Eurozone manufacturing expanded at a fractionally slower rate than originally thought last month. A 51.0 final PMI print was just a tick down on the flash estimate and unchanged from the final January figure.
The rate of output expansion also matched January despite a minor pickup in new orders growth to a 7-month high. Disappointingly, the acceleration in total orders was wholly attributable to increased momentum in exports which helped to mask subdued domestic market conditions. Even so, employment crept higher for a sixth successive month and at its sharpest rate over the period. Backlogs were broadly unchanged. Price pressures predictably remained very weak and deflation in input costs was only slightly less than January's five-and- half-year record. Factory gate prices decreased for a sixth straight month.
Regionally, Ireland (57.5) was easily the best performer and indeed its PMI saw a 182-month high. Spain (54.2) was second in the ladder ahead of the Netherlands (52.2) and Italy (51.9). However, the core countries underperformed with Germany (51.1) registering only modest growth and France (47.6) again well into negative growth territory and, moreover, at the bottom of the international table.
The final February results suggest that manufacturing will provide little help to Eurozone economic growth this quarter. The sector at least appears to be expanding but so slowly as makes little difference and the sluggishness of the two core members is a real concern. With inflation so soft this month's launch of QE should be welcomed at home and abroad despite German concerns.

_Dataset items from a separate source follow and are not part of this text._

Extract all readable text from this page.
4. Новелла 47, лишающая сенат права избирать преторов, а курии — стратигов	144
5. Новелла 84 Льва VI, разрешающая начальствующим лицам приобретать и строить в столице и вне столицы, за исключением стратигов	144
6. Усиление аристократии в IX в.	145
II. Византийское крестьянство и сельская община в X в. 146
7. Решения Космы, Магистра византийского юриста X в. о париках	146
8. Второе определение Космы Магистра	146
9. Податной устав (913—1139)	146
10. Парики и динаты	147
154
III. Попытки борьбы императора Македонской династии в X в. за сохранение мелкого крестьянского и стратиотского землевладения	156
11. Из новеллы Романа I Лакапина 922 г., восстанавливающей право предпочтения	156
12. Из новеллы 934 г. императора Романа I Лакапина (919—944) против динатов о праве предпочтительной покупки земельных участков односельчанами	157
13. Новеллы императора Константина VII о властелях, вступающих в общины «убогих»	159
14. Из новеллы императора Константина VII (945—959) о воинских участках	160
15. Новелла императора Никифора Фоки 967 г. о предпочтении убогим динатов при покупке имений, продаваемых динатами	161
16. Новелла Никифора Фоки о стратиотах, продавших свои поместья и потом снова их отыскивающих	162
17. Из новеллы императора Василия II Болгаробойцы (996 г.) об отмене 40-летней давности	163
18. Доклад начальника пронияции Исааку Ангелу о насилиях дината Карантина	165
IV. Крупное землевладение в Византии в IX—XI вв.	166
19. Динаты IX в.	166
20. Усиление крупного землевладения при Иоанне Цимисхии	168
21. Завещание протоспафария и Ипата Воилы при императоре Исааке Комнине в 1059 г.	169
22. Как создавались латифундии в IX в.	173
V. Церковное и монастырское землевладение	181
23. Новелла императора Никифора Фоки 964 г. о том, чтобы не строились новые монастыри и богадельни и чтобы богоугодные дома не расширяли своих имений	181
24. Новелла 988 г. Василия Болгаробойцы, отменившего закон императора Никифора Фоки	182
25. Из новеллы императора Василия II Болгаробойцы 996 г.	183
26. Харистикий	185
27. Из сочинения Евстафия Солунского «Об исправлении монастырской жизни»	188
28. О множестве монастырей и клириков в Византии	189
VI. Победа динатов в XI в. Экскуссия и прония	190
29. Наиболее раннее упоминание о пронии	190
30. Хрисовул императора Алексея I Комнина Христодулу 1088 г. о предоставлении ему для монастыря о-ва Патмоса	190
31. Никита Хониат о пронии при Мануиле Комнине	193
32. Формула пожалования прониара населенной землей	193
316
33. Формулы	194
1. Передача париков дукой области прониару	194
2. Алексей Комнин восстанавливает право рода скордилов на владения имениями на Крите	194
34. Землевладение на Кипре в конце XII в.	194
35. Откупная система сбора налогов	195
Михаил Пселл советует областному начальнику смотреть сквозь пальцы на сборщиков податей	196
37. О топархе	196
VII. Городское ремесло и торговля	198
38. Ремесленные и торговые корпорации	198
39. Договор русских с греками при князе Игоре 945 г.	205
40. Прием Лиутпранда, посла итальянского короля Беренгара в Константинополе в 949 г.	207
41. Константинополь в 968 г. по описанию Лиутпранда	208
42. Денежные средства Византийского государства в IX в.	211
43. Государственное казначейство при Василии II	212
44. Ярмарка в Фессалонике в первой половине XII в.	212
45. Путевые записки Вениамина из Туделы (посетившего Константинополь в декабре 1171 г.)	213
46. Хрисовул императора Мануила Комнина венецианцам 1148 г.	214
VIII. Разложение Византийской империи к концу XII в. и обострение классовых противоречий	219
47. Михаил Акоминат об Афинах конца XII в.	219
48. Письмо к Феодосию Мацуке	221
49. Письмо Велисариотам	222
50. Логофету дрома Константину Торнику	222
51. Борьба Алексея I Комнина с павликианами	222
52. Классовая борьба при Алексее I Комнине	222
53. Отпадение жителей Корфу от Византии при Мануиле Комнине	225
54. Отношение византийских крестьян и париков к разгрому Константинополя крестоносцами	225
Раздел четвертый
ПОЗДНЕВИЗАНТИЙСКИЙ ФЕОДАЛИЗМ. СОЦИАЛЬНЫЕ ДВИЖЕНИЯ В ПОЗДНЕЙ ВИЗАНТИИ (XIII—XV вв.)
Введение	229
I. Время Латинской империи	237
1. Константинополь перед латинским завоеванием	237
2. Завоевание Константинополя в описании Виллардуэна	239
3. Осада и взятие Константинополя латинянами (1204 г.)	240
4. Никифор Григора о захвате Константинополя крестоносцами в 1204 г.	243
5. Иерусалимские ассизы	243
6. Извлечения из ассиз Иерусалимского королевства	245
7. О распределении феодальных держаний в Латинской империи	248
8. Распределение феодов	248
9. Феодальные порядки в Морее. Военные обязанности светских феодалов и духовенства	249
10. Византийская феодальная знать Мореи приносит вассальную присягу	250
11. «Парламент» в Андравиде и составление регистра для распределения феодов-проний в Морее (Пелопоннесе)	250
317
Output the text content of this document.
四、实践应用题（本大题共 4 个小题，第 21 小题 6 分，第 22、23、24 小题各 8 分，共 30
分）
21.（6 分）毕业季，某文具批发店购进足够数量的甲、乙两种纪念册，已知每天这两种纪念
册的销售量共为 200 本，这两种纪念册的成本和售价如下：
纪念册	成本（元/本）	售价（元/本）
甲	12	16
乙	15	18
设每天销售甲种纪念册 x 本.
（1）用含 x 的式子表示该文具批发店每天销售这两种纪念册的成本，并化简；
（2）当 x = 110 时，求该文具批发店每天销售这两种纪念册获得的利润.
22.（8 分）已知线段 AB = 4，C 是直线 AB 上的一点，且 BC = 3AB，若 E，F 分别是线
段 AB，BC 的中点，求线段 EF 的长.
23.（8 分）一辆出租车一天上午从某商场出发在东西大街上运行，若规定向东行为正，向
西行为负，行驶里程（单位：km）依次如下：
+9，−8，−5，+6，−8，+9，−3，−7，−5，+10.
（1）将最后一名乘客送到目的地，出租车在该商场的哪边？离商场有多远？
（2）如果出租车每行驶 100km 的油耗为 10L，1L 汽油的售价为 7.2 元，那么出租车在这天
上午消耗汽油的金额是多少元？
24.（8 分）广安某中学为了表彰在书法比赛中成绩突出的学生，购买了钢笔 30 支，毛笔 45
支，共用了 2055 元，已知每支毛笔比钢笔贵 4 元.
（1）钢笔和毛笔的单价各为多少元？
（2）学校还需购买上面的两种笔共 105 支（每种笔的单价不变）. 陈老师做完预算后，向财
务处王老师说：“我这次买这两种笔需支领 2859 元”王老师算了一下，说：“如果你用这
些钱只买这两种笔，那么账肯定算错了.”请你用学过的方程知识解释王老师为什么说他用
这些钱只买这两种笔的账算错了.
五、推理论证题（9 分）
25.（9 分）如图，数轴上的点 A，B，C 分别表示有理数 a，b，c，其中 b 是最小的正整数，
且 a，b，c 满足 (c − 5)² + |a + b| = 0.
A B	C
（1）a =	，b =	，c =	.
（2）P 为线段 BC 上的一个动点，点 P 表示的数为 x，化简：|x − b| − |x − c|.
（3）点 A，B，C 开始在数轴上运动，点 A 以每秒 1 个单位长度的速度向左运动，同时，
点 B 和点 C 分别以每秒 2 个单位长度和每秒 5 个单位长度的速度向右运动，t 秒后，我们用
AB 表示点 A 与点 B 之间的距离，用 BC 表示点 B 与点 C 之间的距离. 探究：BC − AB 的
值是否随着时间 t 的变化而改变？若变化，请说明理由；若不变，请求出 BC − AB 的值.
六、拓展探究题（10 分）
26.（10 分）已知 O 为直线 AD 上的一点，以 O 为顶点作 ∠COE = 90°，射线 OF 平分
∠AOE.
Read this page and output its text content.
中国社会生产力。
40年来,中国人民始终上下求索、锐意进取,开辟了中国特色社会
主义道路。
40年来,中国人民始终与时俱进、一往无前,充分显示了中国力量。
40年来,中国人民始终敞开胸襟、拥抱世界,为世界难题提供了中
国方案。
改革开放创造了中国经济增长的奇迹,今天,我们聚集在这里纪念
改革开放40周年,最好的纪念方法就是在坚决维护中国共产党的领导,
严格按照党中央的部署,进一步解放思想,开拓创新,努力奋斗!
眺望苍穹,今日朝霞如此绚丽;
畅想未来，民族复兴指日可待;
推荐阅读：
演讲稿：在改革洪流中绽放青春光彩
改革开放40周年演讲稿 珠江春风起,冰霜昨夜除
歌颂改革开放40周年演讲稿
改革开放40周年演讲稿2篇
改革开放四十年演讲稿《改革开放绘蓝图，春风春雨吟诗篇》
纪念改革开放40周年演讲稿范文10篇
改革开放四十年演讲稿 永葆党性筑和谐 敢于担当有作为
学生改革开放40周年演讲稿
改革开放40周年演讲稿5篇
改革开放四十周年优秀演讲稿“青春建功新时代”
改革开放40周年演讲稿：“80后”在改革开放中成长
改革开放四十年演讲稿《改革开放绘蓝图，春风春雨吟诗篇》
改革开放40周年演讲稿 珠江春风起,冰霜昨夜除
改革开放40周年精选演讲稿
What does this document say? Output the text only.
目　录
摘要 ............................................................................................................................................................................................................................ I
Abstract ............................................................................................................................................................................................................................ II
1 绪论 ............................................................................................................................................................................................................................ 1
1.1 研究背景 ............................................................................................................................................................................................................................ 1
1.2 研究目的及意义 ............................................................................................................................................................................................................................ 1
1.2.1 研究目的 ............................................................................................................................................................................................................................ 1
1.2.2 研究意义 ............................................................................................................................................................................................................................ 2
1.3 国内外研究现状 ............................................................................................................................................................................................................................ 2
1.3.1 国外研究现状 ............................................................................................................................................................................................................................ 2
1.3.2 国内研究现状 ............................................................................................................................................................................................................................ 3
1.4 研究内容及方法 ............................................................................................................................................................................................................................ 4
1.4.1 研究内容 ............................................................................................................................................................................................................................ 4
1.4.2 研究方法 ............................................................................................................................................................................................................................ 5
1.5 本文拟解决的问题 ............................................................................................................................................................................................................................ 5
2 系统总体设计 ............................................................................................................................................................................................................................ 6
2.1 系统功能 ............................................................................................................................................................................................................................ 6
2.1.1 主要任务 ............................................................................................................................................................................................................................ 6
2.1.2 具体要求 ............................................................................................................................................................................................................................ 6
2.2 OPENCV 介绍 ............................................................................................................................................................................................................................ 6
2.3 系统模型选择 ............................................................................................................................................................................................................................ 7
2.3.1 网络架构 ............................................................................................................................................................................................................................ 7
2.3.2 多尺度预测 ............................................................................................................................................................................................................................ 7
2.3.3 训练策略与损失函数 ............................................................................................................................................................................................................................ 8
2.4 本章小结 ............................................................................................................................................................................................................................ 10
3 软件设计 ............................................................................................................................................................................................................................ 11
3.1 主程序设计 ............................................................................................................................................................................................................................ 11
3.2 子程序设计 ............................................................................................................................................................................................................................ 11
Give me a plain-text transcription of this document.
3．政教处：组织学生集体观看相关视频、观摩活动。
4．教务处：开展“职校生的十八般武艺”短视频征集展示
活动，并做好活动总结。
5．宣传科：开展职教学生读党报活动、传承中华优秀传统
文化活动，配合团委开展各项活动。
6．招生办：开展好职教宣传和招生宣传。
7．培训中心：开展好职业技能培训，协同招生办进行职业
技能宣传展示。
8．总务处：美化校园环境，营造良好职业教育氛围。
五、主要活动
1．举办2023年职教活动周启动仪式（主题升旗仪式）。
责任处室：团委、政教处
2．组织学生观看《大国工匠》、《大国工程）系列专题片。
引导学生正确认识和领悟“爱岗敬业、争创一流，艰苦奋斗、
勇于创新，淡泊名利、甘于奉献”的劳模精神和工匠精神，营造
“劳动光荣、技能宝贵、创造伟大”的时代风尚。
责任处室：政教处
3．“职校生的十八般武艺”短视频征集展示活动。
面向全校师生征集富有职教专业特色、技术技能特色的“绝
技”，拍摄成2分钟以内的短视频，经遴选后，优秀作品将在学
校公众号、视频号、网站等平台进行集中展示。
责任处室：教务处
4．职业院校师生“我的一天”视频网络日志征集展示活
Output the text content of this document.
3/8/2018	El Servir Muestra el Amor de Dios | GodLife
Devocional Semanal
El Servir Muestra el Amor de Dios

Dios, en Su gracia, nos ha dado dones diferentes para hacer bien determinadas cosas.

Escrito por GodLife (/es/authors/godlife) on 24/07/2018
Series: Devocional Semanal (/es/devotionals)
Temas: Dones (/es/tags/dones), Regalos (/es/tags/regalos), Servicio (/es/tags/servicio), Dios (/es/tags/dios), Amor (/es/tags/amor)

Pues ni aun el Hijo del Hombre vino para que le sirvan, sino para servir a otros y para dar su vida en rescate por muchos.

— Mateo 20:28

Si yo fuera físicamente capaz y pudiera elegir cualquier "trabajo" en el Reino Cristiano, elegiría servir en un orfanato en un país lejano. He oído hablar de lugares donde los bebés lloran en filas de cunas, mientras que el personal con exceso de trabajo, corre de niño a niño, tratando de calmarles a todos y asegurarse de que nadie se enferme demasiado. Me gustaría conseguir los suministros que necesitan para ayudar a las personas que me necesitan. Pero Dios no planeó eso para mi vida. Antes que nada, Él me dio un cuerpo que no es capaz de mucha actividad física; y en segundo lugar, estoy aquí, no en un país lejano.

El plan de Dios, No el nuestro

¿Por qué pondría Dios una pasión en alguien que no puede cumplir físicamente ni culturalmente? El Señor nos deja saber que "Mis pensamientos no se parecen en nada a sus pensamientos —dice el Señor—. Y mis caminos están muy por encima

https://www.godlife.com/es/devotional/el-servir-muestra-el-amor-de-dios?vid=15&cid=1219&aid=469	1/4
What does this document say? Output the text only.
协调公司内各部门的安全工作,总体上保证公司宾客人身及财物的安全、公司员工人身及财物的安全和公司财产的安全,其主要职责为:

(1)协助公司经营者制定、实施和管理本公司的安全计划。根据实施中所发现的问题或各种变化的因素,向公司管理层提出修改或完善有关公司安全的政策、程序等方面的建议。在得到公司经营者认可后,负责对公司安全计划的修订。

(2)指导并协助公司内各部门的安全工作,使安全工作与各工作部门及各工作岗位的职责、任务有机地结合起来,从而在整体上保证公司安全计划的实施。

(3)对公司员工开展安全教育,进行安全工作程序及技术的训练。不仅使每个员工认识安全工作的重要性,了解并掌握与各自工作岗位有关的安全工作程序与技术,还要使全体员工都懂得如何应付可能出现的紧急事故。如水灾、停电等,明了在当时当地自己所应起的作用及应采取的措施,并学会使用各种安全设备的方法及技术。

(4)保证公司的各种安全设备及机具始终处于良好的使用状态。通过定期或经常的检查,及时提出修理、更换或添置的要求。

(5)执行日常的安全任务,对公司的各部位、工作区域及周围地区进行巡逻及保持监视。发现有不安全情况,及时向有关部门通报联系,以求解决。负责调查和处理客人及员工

Purchasing Managers' Manufacturing Index (PMIs) is based on monthly questionnaire surveys of selected companies which provide an advance indication of what is really happening in the private sector economy by tracking changes in variables such as output, new orders, stock levels, employment and prices across the manufacturing sectors.
Investors need to keep their fingers on the pulse of the economy because it dictates how various types of investments will perform. By tracking economic data such as the ISM manufacturing index in the U.S. and the Markit PMIs elsewhere, investors will know what the economic backdrop is for the various markets. The stock market likes to see healthy economic growth because that translates to higher corporate profits. The bond market prefers less rapid growth and is extremely sensitive to whether the economy is growing too quickly and causing potential inflationary pressures.
The Markit PMI manufacturing data give a detailed look at the manufacturing sector, how busy it is and where things are headed. Since the manufacturing sector is a major source of cyclical variability in the economy, this report has a big influence on the markets. And its sub-indexes provide a picture of orders, output, employment and prices.